C’è mai stato un momento in cui il Tottenham ha creduto di poter vincere il Double? “No, non all’inizio e non a metà strada. Probabilmente solo a gennaio o febbraio quando si giocavano le sfide di coppa e stavamo vincendo”-
All’improvviso è arrivato in semifinale, era in testa alla classifica con tanti punti di vantaggio e il club ha iniziato a pensare “faremo qualcosa qui”. “Vinceremo il campionato, ma se vinciamo questa coppa sarà qualcosa di grande. Ovviamente, è così che mi sono sentito mentre andavo avanti, e alla fine lo abbiamo fatto”.

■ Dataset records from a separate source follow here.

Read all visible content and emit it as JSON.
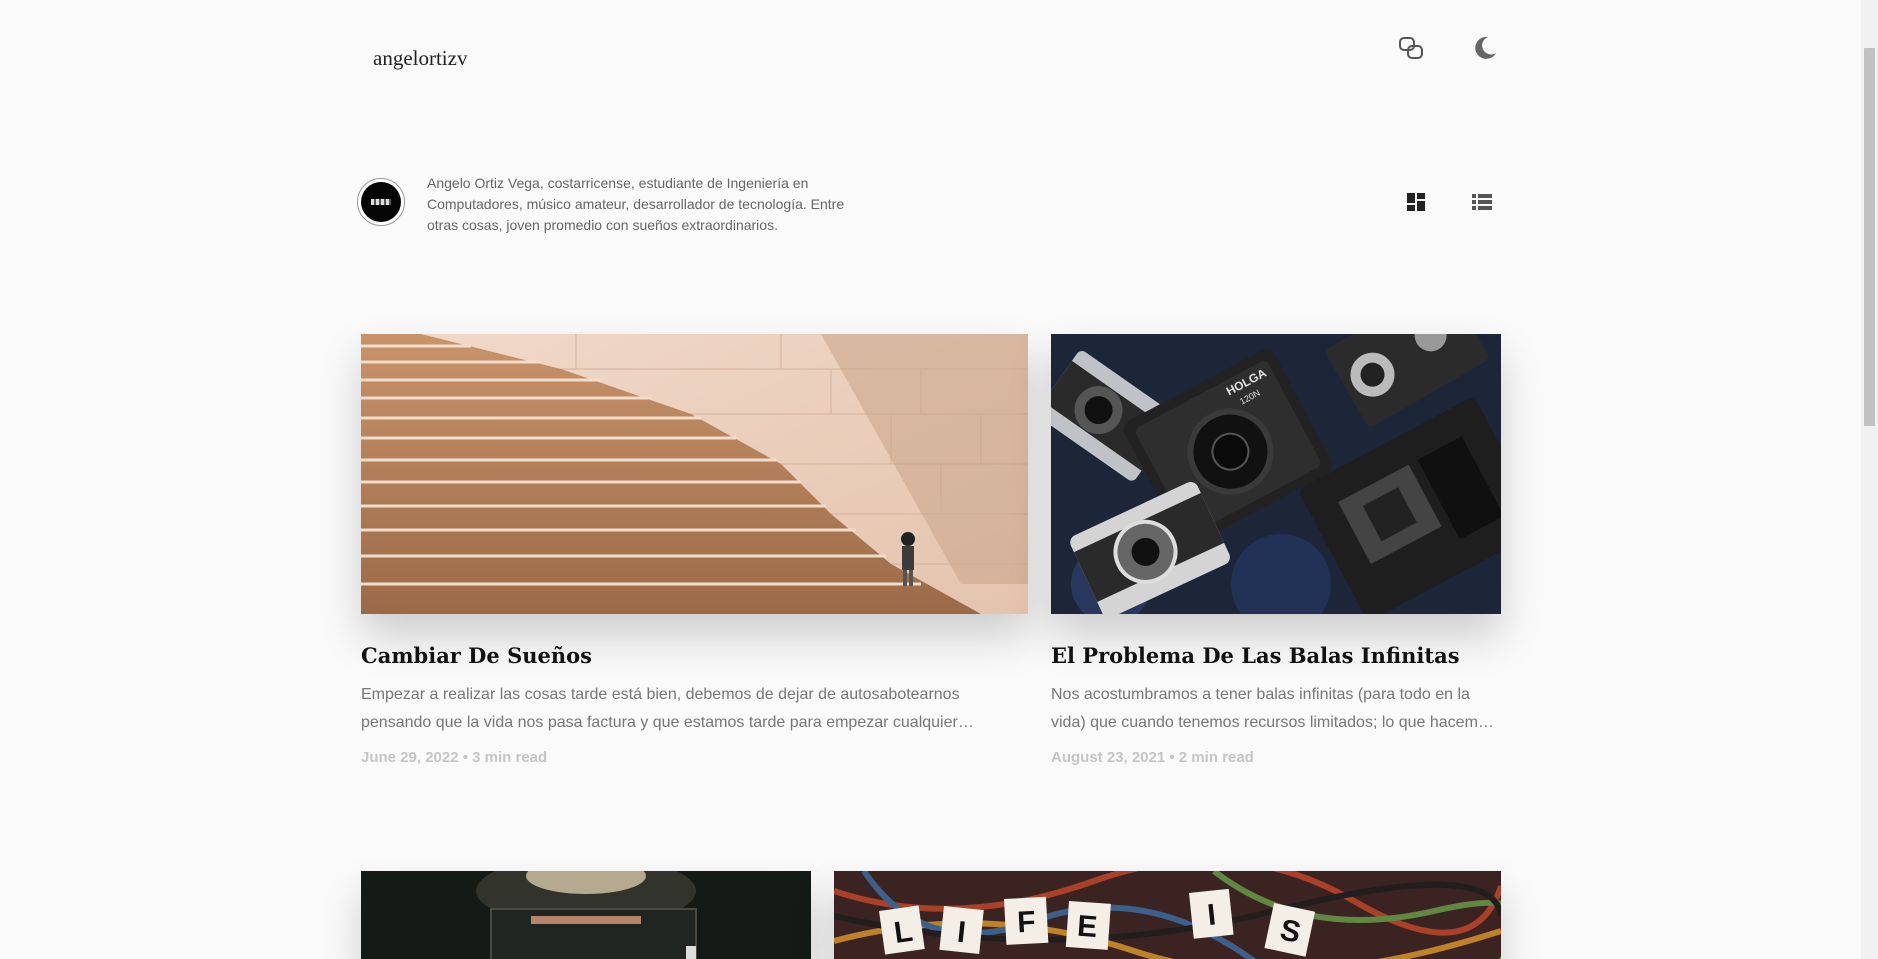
{
  "header": {
    "site_title": "angelortizv",
    "link_icon": "link-icon",
    "theme_icon": "moon-icon"
  },
  "author": {
    "bio": "Angelo Ortiz Vega, costarricense, estudiante de Ingeniería en Computadores, músico amateur, desarrollador de tecnología. Entre otras cosas, joven promedio con sueños extraordinarios.",
    "avatar_icon": "avatar"
  },
  "view_toggle": {
    "grid_icon": "grid-view-icon",
    "list_icon": "list-view-icon"
  },
  "posts": [
    {
      "title": "Cambiar De Sueños",
      "excerpt_line1": "Empezar a realizar las cosas tarde está bien, debemos de dejar de autosabotearnos",
      "excerpt_line2": "pensando que la vida nos pasa factura y que estamos tarde para empezar cualquier…",
      "meta": "June 29, 2022 • 3 min read"
    },
    {
      "title": "El Problema De Las Balas Infinitas",
      "excerpt_line1": "Nos acostumbramos a tener balas infinitas (para todo en la",
      "excerpt_line2": "vida) que cuando tenemos recursos limitados; lo que hacem…",
      "meta": "August 23, 2021 • 2 min read"
    }
  ],
  "image_text": {
    "camera_brand": "HOLGA",
    "camera_model": "120N",
    "scrabble_letters": [
      "L",
      "I",
      "F",
      "E",
      "I",
      "S"
    ]
  },
  "colors": {
    "background": "#fafafa",
    "title": "#111111",
    "excerpt": "#777777",
    "meta": "#c5c5c5"
  }
}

Marchi si è reso conto dell’importanza di ciò che aveva fatto solo al il fischio finale della FA Cup del 1961. “Eravamo tutti felici, ovviamente, e molto orgogliosi, ma non pensavamo che fosse così grande, come si potrebbe dire. Penso che l’anno successivo abbiamo vinto di nuovo la coppa e a quel punto abbiamo avuto la conferma che il 1961 era speciale”.

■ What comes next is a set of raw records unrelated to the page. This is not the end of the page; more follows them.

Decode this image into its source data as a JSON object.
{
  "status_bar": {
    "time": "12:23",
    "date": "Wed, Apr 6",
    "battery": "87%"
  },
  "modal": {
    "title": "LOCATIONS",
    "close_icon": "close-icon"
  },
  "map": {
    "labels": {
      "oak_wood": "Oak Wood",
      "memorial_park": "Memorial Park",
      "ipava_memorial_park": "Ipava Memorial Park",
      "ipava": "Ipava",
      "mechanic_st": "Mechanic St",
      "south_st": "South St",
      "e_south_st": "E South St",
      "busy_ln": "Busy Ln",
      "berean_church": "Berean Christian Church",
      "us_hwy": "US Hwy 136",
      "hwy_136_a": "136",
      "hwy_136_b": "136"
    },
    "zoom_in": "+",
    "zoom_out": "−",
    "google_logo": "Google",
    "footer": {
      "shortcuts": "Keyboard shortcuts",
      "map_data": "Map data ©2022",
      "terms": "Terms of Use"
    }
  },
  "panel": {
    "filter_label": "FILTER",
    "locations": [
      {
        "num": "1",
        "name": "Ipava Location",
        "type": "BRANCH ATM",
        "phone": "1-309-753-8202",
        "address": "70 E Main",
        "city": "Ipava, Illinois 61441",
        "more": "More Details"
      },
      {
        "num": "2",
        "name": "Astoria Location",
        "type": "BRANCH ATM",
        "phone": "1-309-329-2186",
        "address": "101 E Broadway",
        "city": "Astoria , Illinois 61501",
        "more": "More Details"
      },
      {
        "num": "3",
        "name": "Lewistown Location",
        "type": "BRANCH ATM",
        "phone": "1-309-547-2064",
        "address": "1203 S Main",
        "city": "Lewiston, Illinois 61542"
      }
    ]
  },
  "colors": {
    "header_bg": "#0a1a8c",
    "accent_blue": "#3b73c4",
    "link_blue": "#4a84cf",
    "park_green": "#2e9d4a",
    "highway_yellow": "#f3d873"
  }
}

Grande chance nella finale di Coppa delle Coppe del 1963
“Dave Mackay era infortunato, ecco perché ho giocato. Il punto è che, l’anno prima in Coppa dei Campioni, la prima partita che abbiamo disputato in quella competizione è stata contro il Gornik Zabrze in Polonia. Non ci abbiamo pensato molto. Gornik? Non hanno giocatori, vero? Siamo andati lì, Bill Nick ha scelto la solita squadra, quella sera ci hanno assolutamente massacrato. Abbiamo perso 4-2. Li abbiamo battuti nella gara di ritorno in casa, però. Non avevo mai visto una tale folla, che applaudiva e urlava. Poi siamo arrivati al secondo round e qualunque cosa sia successa, non lo so – Bill Nick e Danny Blanchflower devono essersi seduti e averne parlato – ma Bill mi ha chiamato e ha detto: ‘guarda, non possiamo continuare ad andare via in Europa e giocare come facciamo noi. Lasceremo (l’ala) Terry Medwin fuori, ti inseriremo e giocherai all’italiana, accanto al centrocampista’. Ecco cosa è successo. Per ogni partita europea, allora, venivo arruolato accanto al grande Maurice Norman, bloccando il centro, stavamo giocando senza un’ala, in realtà con successo. In quella finale del 1963 la squadra giocò meravigliosamente e noi facemmo a pezzi l’Atletico Madrid, per questo tutti la ricordano così tanto”.
Quella volta della macchina
“Un giorno siamo rimasti chiusi fuori dallo stadio! I genitori di mia moglie vivevano non lontano e ci siamo andati prima di una partita solo per salutarli. Dopo un po’ siamo caduti a terra ma siamo rimasti completamente bloccati. C’erano così tante persone e macchine che entravano in White Hart Lane, era incredibile. Siamo arrivati ai cancelli tre quarti d’ora prima del calcio d’inizio e ho detto all’addetto: ‘fammi entrare, sono in ritardo, ma lui ha risposto: ‘non posso, mi dispiace, non c’è posto’. Feci retromarcia, parcheggiai in una strada laterale. Dopo la partita, sono andato nel punto in cui avevo lasciato la macchina ed era sparita! Sono andato alla stazione di polizia e ho riferito quello che era successo. Mi hanno detto di tornare indietro e dare un’occhiata a tutte le strade laterali perché uno dei poliziotti potrebbe essere salito sulla mia macchina e averla parcheggiata da qualche parte. Allora ti dicevano di lasciare le chiavi in macchina. Così siamo saliti sull’auto di Mel Hopkins e abbiamo iniziato a girare per diverse strade di Tottenham, alla ricerca della mia Vauxhall. Era piuttosto carina, ero l’unico che ne aveva uno così. Dopo circa mezz’ora, l’abbiamo vista, proprio in fondo a questa strada. È così che ho riavuto la mia macchina!”.